Their faces filled with surprise and mixes of shame and embarrassment, knowing they had been caught and overheard.
“I am not some prize,” I said through clenched teeth. “This is not a war to be won. I know I’ve made a mess of things and I intend to clean it up. But I can’t do it, knowing that at any moment things are going to explode between the two of you. So grow up and get back to what you’re supposed to be doing. Protecting Eden.”
Before either of them could respond, I walked off.
I felt like my blood was boiling. What was their problem? Was I nothing more than a prize? When had this become a competition between them?
Maybe I wouldn’t pick either of them just to teach them a lesson.
If only it could be that easy.
The rest of the day passed painfully slow. There was so little to do and I could only pace our twenty yard perimeter so many times. We all sat around, awkward silences running rampant, just waiting for the sun to fall into the west.
But in the reliability of nature it finally did. We loaded up onto the trailer and kept along our route.
I watched Morgan as she started falling asleep in the cabin of the truck. What a terrifying thing, to have this other life growing inside of you, knowing it counted on you for every little thing. She had to be so careful, to not do anything to upset the balance of its growth. And she was now all the more tied to Eli. They had created a brand new life between them. That was pretty amazing.

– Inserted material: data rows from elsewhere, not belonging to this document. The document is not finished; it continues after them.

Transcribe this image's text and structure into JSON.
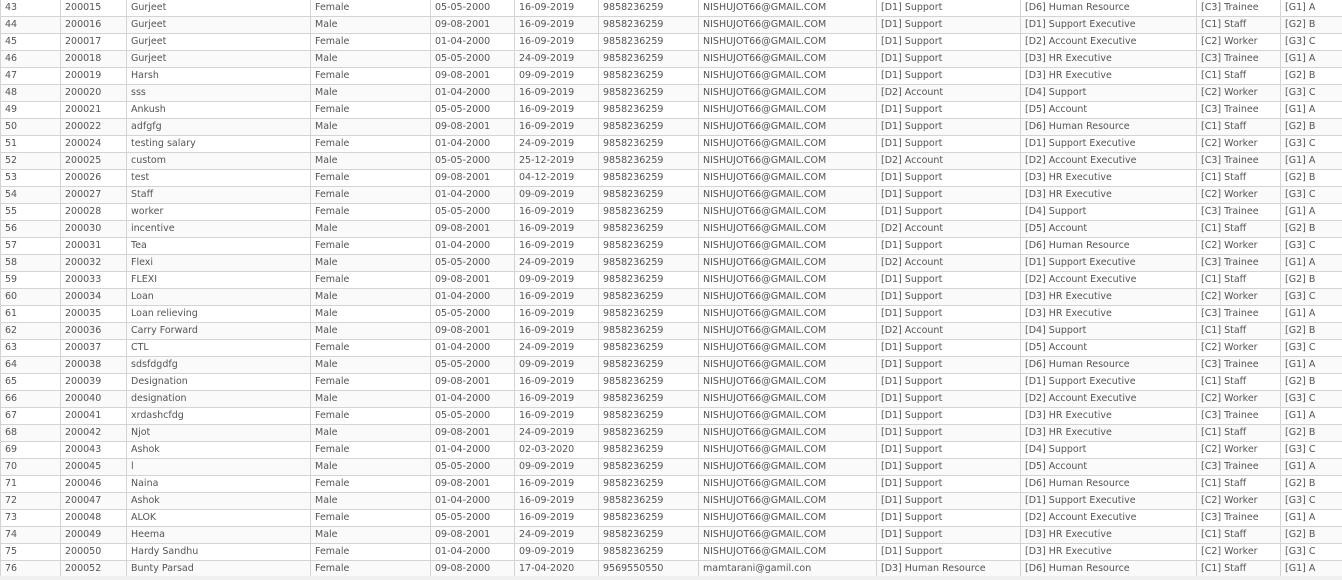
{
  "rows": [
    [
      "43",
      "200015",
      "Gurjeet",
      "Female",
      "05-05-2000",
      "16-09-2019",
      "9858236259",
      "NISHUJOT66@GMAIL.COM",
      "[D1] Support",
      "[D6] Human Resource",
      "[C3] Trainee",
      "[G1] A"
    ],
    [
      "44",
      "200016",
      "Gurjeet",
      "Male",
      "09-08-2001",
      "16-09-2019",
      "9858236259",
      "NISHUJOT66@GMAIL.COM",
      "[D1] Support",
      "[D1] Support Executive",
      "[C1] Staff",
      "[G2] B"
    ],
    [
      "45",
      "200017",
      "Gurjeet",
      "Female",
      "01-04-2000",
      "16-09-2019",
      "9858236259",
      "NISHUJOT66@GMAIL.COM",
      "[D1] Support",
      "[D2] Account Executive",
      "[C2] Worker",
      "[G3] C"
    ],
    [
      "46",
      "200018",
      "Gurjeet",
      "Male",
      "05-05-2000",
      "24-09-2019",
      "9858236259",
      "NISHUJOT66@GMAIL.COM",
      "[D1] Support",
      "[D3] HR Executive",
      "[C3] Trainee",
      "[G1] A"
    ],
    [
      "47",
      "200019",
      "Harsh",
      "Female",
      "09-08-2001",
      "09-09-2019",
      "9858236259",
      "NISHUJOT66@GMAIL.COM",
      "[D1] Support",
      "[D3] HR Executive",
      "[C1] Staff",
      "[G2] B"
    ],
    [
      "48",
      "200020",
      "sss",
      "Male",
      "01-04-2000",
      "16-09-2019",
      "9858236259",
      "NISHUJOT66@GMAIL.COM",
      "[D2] Account",
      "[D4] Support",
      "[C2] Worker",
      "[G3] C"
    ],
    [
      "49",
      "200021",
      "Ankush",
      "Female",
      "05-05-2000",
      "16-09-2019",
      "9858236259",
      "NISHUJOT66@GMAIL.COM",
      "[D1] Support",
      "[D5] Account",
      "[C3] Trainee",
      "[G1] A"
    ],
    [
      "50",
      "200022",
      "adfgfg",
      "Male",
      "09-08-2001",
      "16-09-2019",
      "9858236259",
      "NISHUJOT66@GMAIL.COM",
      "[D1] Support",
      "[D6] Human Resource",
      "[C1] Staff",
      "[G2] B"
    ],
    [
      "51",
      "200024",
      "testing salary",
      "Female",
      "01-04-2000",
      "24-09-2019",
      "9858236259",
      "NISHUJOT66@GMAIL.COM",
      "[D1] Support",
      "[D1] Support Executive",
      "[C2] Worker",
      "[G3] C"
    ],
    [
      "52",
      "200025",
      "custom",
      "Male",
      "05-05-2000",
      "25-12-2019",
      "9858236259",
      "NISHUJOT66@GMAIL.COM",
      "[D2] Account",
      "[D2] Account Executive",
      "[C3] Trainee",
      "[G1] A"
    ],
    [
      "53",
      "200026",
      "test",
      "Female",
      "09-08-2001",
      "04-12-2019",
      "9858236259",
      "NISHUJOT66@GMAIL.COM",
      "[D1] Support",
      "[D3] HR Executive",
      "[C1] Staff",
      "[G2] B"
    ],
    [
      "54",
      "200027",
      "Staff",
      "Female",
      "01-04-2000",
      "09-09-2019",
      "9858236259",
      "NISHUJOT66@GMAIL.COM",
      "[D1] Support",
      "[D3] HR Executive",
      "[C2] Worker",
      "[G3] C"
    ],
    [
      "55",
      "200028",
      "worker",
      "Female",
      "05-05-2000",
      "16-09-2019",
      "9858236259",
      "NISHUJOT66@GMAIL.COM",
      "[D1] Support",
      "[D4] Support",
      "[C3] Trainee",
      "[G1] A"
    ],
    [
      "56",
      "200030",
      "incentive",
      "Male",
      "09-08-2001",
      "16-09-2019",
      "9858236259",
      "NISHUJOT66@GMAIL.COM",
      "[D2] Account",
      "[D5] Account",
      "[C1] Staff",
      "[G2] B"
    ],
    [
      "57",
      "200031",
      "Tea",
      "Female",
      "01-04-2000",
      "16-09-2019",
      "9858236259",
      "NISHUJOT66@GMAIL.COM",
      "[D1] Support",
      "[D6] Human Resource",
      "[C2] Worker",
      "[G3] C"
    ],
    [
      "58",
      "200032",
      "Flexi",
      "Male",
      "05-05-2000",
      "24-09-2019",
      "9858236259",
      "NISHUJOT66@GMAIL.COM",
      "[D2] Account",
      "[D1] Support Executive",
      "[C3] Trainee",
      "[G1] A"
    ],
    [
      "59",
      "200033",
      "FLEXI",
      "Female",
      "09-08-2001",
      "09-09-2019",
      "9858236259",
      "NISHUJOT66@GMAIL.COM",
      "[D1] Support",
      "[D2] Account Executive",
      "[C1] Staff",
      "[G2] B"
    ],
    [
      "60",
      "200034",
      "Loan",
      "Male",
      "01-04-2000",
      "16-09-2019",
      "9858236259",
      "NISHUJOT66@GMAIL.COM",
      "[D1] Support",
      "[D3] HR Executive",
      "[C2] Worker",
      "[G3] C"
    ],
    [
      "61",
      "200035",
      "Loan relieving",
      "Male",
      "05-05-2000",
      "16-09-2019",
      "9858236259",
      "NISHUJOT66@GMAIL.COM",
      "[D1] Support",
      "[D3] HR Executive",
      "[C3] Trainee",
      "[G1] A"
    ],
    [
      "62",
      "200036",
      "Carry Forward",
      "Male",
      "09-08-2001",
      "16-09-2019",
      "9858236259",
      "NISHUJOT66@GMAIL.COM",
      "[D2] Account",
      "[D4] Support",
      "[C1] Staff",
      "[G2] B"
    ],
    [
      "63",
      "200037",
      "CTL",
      "Female",
      "01-04-2000",
      "24-09-2019",
      "9858236259",
      "NISHUJOT66@GMAIL.COM",
      "[D1] Support",
      "[D5] Account",
      "[C2] Worker",
      "[G3] C"
    ],
    [
      "64",
      "200038",
      "sdsfdgdfg",
      "Male",
      "05-05-2000",
      "09-09-2019",
      "9858236259",
      "NISHUJOT66@GMAIL.COM",
      "[D1] Support",
      "[D6] Human Resource",
      "[C3] Trainee",
      "[G1] A"
    ],
    [
      "65",
      "200039",
      "Designation",
      "Female",
      "09-08-2001",
      "16-09-2019",
      "9858236259",
      "NISHUJOT66@GMAIL.COM",
      "[D1] Support",
      "[D1] Support Executive",
      "[C1] Staff",
      "[G2] B"
    ],
    [
      "66",
      "200040",
      "designation",
      "Male",
      "01-04-2000",
      "16-09-2019",
      "9858236259",
      "NISHUJOT66@GMAIL.COM",
      "[D1] Support",
      "[D2] Account Executive",
      "[C2] Worker",
      "[G3] C"
    ],
    [
      "67",
      "200041",
      "xrdashcfdg",
      "Female",
      "05-05-2000",
      "16-09-2019",
      "9858236259",
      "NISHUJOT66@GMAIL.COM",
      "[D1] Support",
      "[D3] HR Executive",
      "[C3] Trainee",
      "[G1] A"
    ],
    [
      "68",
      "200042",
      "Njot",
      "Male",
      "09-08-2001",
      "24-09-2019",
      "9858236259",
      "NISHUJOT66@GMAIL.COM",
      "[D1] Support",
      "[D3] HR Executive",
      "[C1] Staff",
      "[G2] B"
    ],
    [
      "69",
      "200043",
      "Ashok",
      "Female",
      "01-04-2000",
      "02-03-2020",
      "9858236259",
      "NISHUJOT66@GMAIL.COM",
      "[D1] Support",
      "[D4] Support",
      "[C2] Worker",
      "[G3] C"
    ],
    [
      "70",
      "200045",
      "l",
      "Male",
      "05-05-2000",
      "09-09-2019",
      "9858236259",
      "NISHUJOT66@GMAIL.COM",
      "[D1] Support",
      "[D5] Account",
      "[C3] Trainee",
      "[G1] A"
    ],
    [
      "71",
      "200046",
      "Naina",
      "Female",
      "09-08-2001",
      "16-09-2019",
      "9858236259",
      "NISHUJOT66@GMAIL.COM",
      "[D1] Support",
      "[D6] Human Resource",
      "[C1] Staff",
      "[G2] B"
    ],
    [
      "72",
      "200047",
      "Ashok",
      "Male",
      "01-04-2000",
      "16-09-2019",
      "9858236259",
      "NISHUJOT66@GMAIL.COM",
      "[D1] Support",
      "[D1] Support Executive",
      "[C2] Worker",
      "[G3] C"
    ],
    [
      "73",
      "200048",
      "ALOK",
      "Female",
      "05-05-2000",
      "16-09-2019",
      "9858236259",
      "NISHUJOT66@GMAIL.COM",
      "[D1] Support",
      "[D2] Account Executive",
      "[C3] Trainee",
      "[G1] A"
    ],
    [
      "74",
      "200049",
      "Heema",
      "Male",
      "09-08-2001",
      "24-09-2019",
      "9858236259",
      "NISHUJOT66@GMAIL.COM",
      "[D1] Support",
      "[D3] HR Executive",
      "[C1] Staff",
      "[G2] B"
    ],
    [
      "75",
      "200050",
      "Hardy Sandhu",
      "Female",
      "01-04-2000",
      "09-09-2019",
      "9858236259",
      "NISHUJOT66@GMAIL.COM",
      "[D1] Support",
      "[D3] HR Executive",
      "[C2] Worker",
      "[G3] C"
    ],
    [
      "76",
      "200052",
      "Bunty Parsad",
      "Female",
      "09-08-2000",
      "17-04-2020",
      "9569550550",
      "mamtarani@gamil.con",
      "[D3] Human Resource",
      "[D6] Human Resource",
      "[C1] Staff",
      "[G1] A"
    ]
  ]
}
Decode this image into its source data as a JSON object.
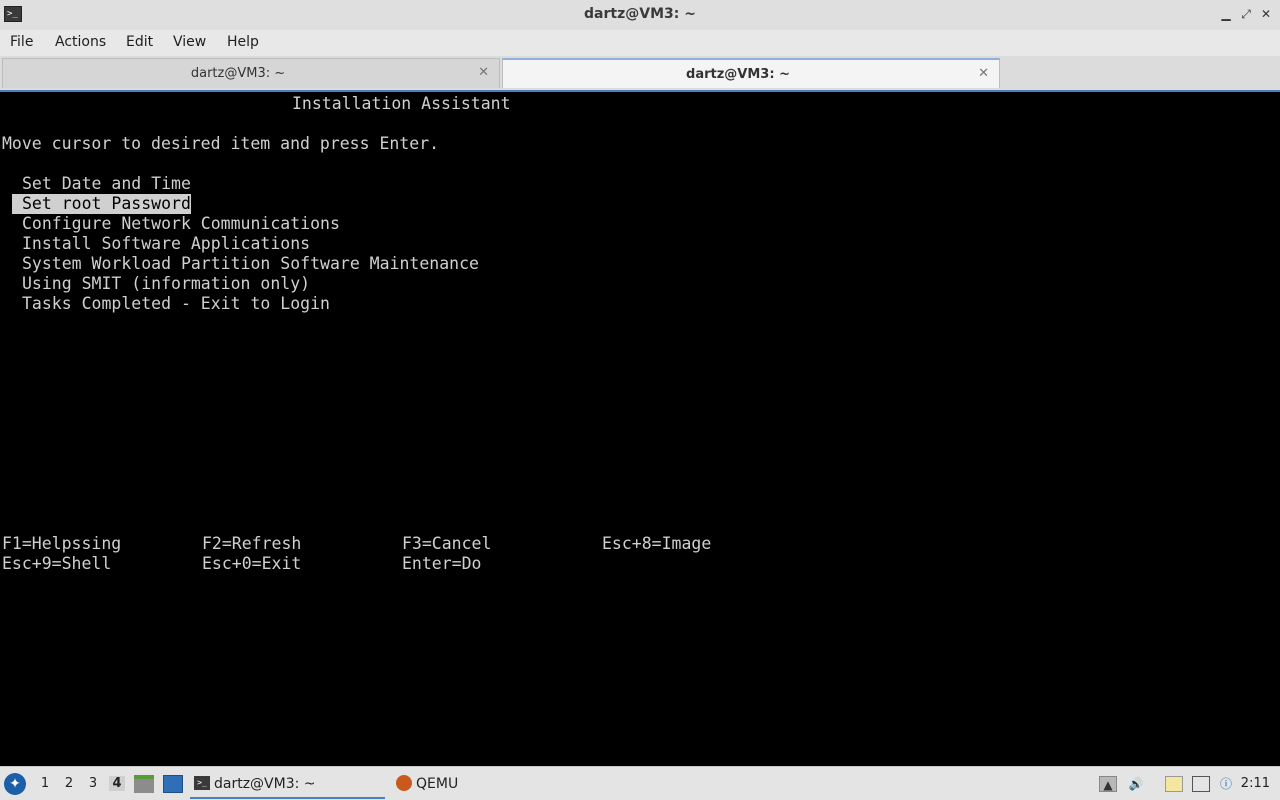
{
  "window": {
    "title": "dartz@VM3: ~",
    "icon": "terminal-icon"
  },
  "menubar": {
    "items": [
      "File",
      "Actions",
      "Edit",
      "View",
      "Help"
    ]
  },
  "tabs": [
    {
      "label": "dartz@VM3: ~",
      "active": false
    },
    {
      "label": "dartz@VM3: ~",
      "active": true
    }
  ],
  "terminal": {
    "heading": "Installation Assistant",
    "instruction": "Move cursor to desired item and press Enter.",
    "menu_items": [
      "Set Date and Time",
      "Set root Password",
      "Configure Network Communications",
      "Install Software Applications",
      "System Workload Partition Software Maintenance",
      "Using SMIT (information only)",
      "Tasks Completed - Exit to Login"
    ],
    "selected_item": "Set root Password",
    "function_keys": [
      [
        "F1=Helpssing",
        "F2=Refresh",
        "F3=Cancel",
        "Esc+8=Image"
      ],
      [
        "Esc+9=Shell",
        "Esc+0=Exit",
        "Enter=Do"
      ]
    ],
    "colors": {
      "background": "#000000",
      "foreground": "#d0d0d0",
      "highlight": "#d0d0d0"
    }
  },
  "taskbar": {
    "desktops": [
      "1",
      "2",
      "3",
      "4"
    ],
    "current_desktop": "4",
    "tasks": [
      {
        "label": "dartz@VM3: ~",
        "icon": "terminal-icon",
        "active": true
      },
      {
        "label": "QEMU",
        "icon": "qemu-icon",
        "active": false
      }
    ],
    "clock": "2:11"
  }
}
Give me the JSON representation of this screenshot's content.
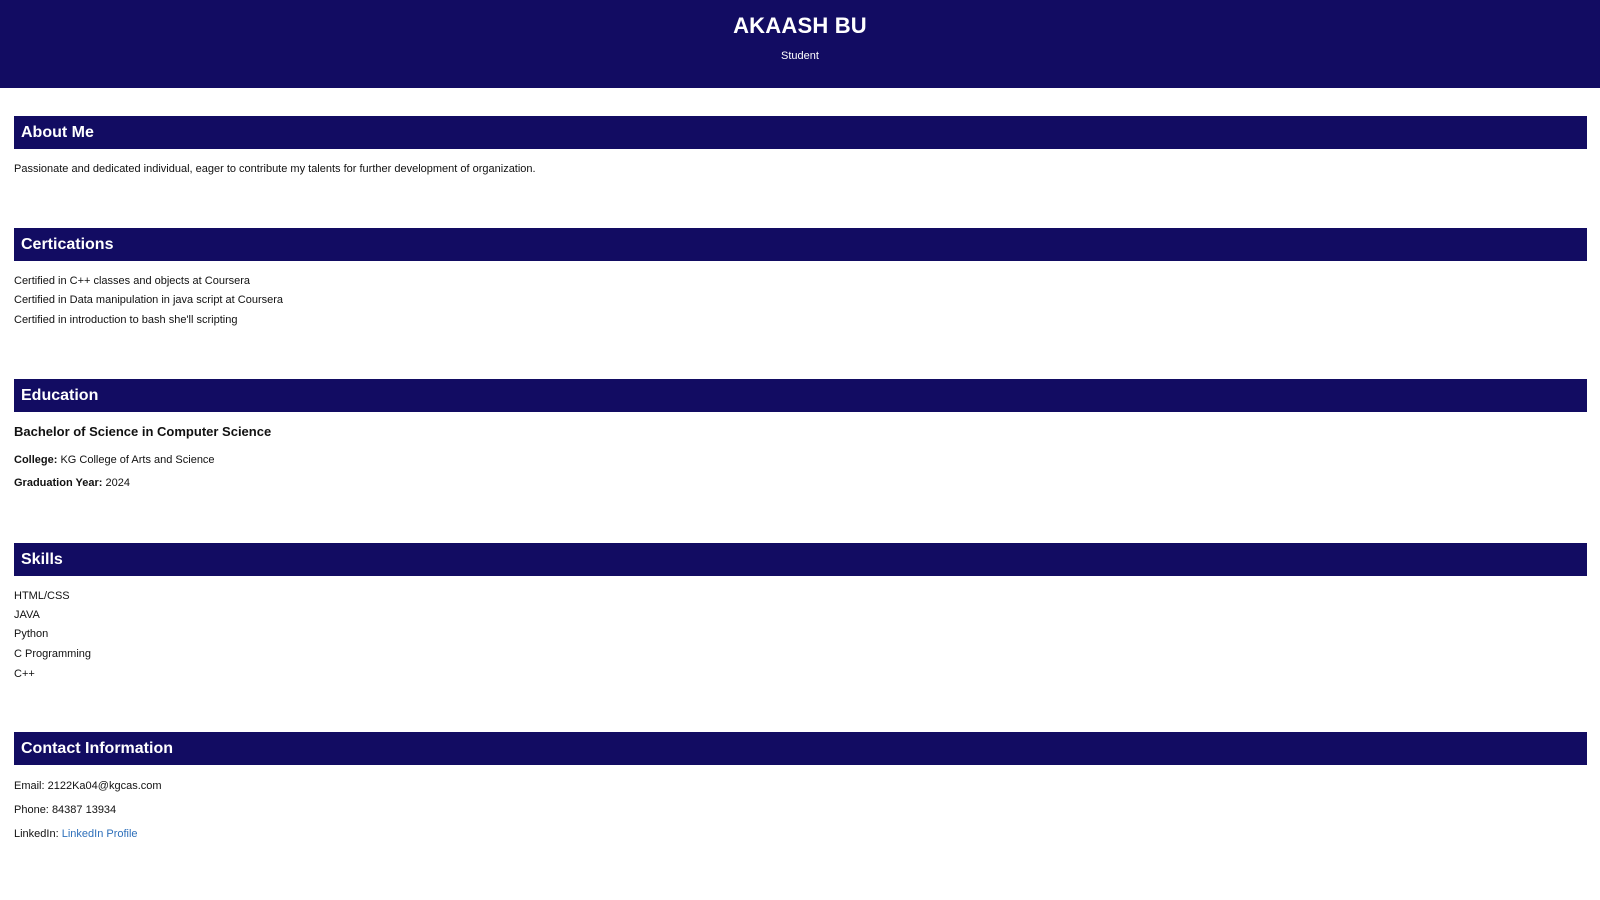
{
  "header": {
    "name": "AKAASH BU",
    "role": "Student"
  },
  "about": {
    "title": "About Me",
    "text": "Passionate and dedicated individual, eager to contribute my talents for further development of organization."
  },
  "certifications": {
    "title": "Certications",
    "items": [
      "Certified in C++ classes and objects at Coursera",
      "Certified in Data manipulation in java script at Coursera",
      "Certified in introduction to bash she'll scripting"
    ]
  },
  "education": {
    "title": "Education",
    "degree": "Bachelor of Science in Computer Science",
    "college_label": "College:",
    "college": "KG College of Arts and Science",
    "year_label": "Graduation Year:",
    "year": "2024"
  },
  "skills": {
    "title": "Skills",
    "items": [
      "HTML/CSS",
      "JAVA",
      "Python",
      "C Programming",
      "C++"
    ]
  },
  "contact": {
    "title": "Contact Information",
    "email_label": "Email:",
    "email": "2122Ka04@kgcas.com",
    "phone_label": "Phone:",
    "phone": "84387 13934",
    "linkedin_label": "LinkedIn:",
    "linkedin_text": "LinkedIn Profile"
  },
  "colors": {
    "header_bg": "#120c62",
    "link": "#2d6fba"
  }
}
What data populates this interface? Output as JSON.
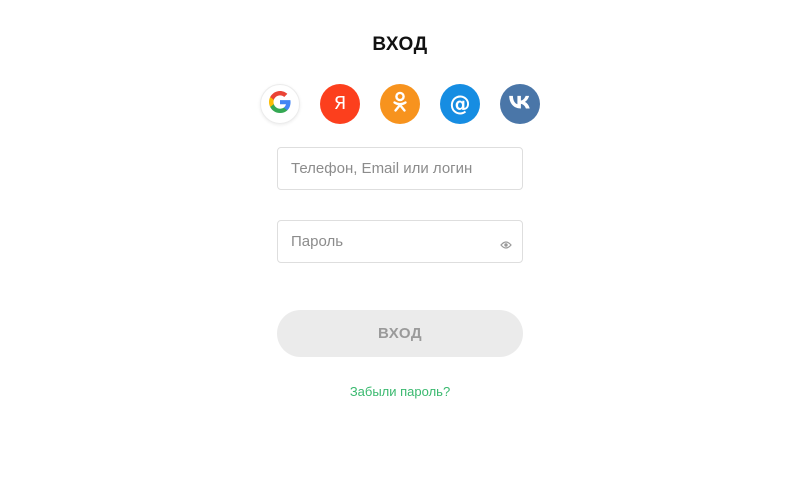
{
  "title": "ВХОД",
  "social": [
    {
      "name": "google-icon",
      "glyph": "G",
      "color": "#ffffff"
    },
    {
      "name": "yandex-icon",
      "glyph": "Я",
      "color": "#fc3f1d"
    },
    {
      "name": "odnoklassniki-icon",
      "glyph": "ok",
      "color": "#f7931e"
    },
    {
      "name": "mail-icon",
      "glyph": "@",
      "color": "#168de2"
    },
    {
      "name": "vk-icon",
      "glyph": "vk",
      "color": "#4a76a8"
    }
  ],
  "form": {
    "login_placeholder": "Телефон, Email или логин",
    "password_placeholder": "Пароль",
    "submit_label": "ВХОД",
    "forgot_label": "Забыли пароль?"
  },
  "colors": {
    "button_bg": "#ebebeb",
    "button_text": "#9a9a9a",
    "link": "#3ab96f",
    "eye": "#9a9a9a"
  }
}
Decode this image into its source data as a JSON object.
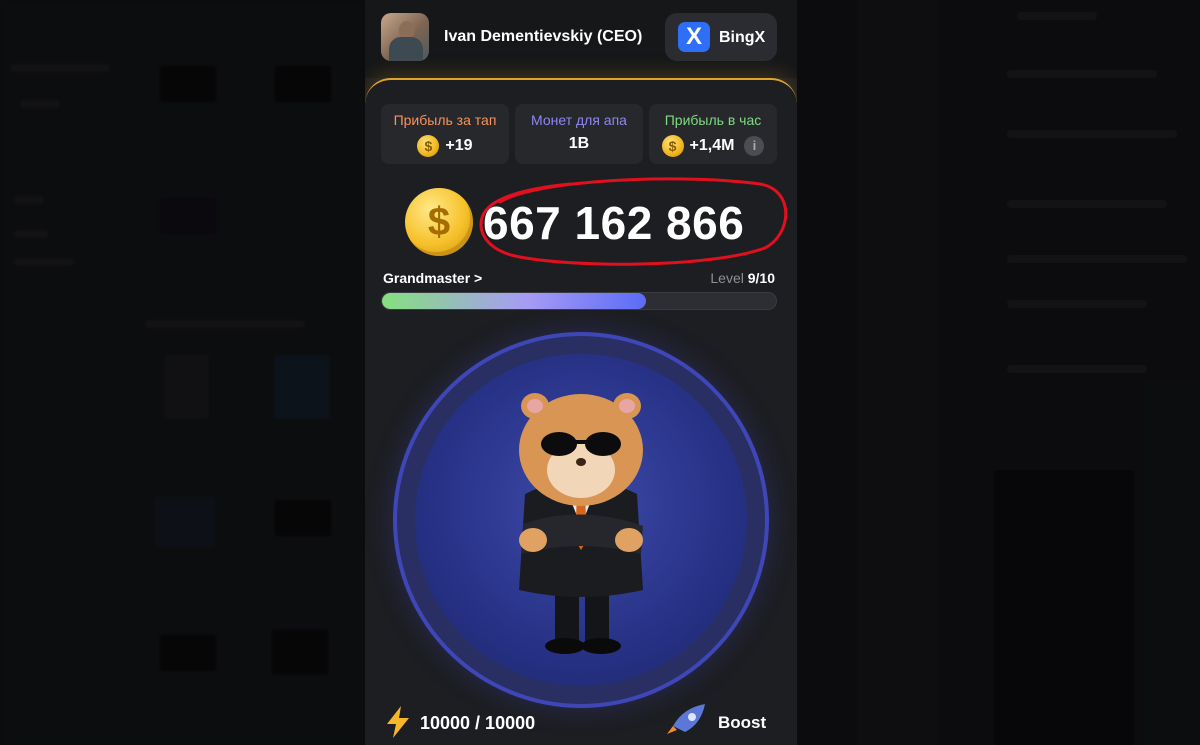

Could I be so tied to someone? Not in the way of having children together, I was almost positive that it was not possible for me to have children at all, what with my partially steel interior. But that kind of a connection. Could I handle being so close to someone, to let them into my life like that?
I glanced down at West, supposedly asleep. I tried to imagine a life with him, of committing myself to him. Would it be a lifetime of feeling alive, of living in the fire we created? Or would it turn out to be a life filled with distrust? Of constant arguments where I couldn’t hardly stand to look at him? And was Avian right? Was I going to be putting everyone at risk by being with him? What if being with West meant that I lost myself?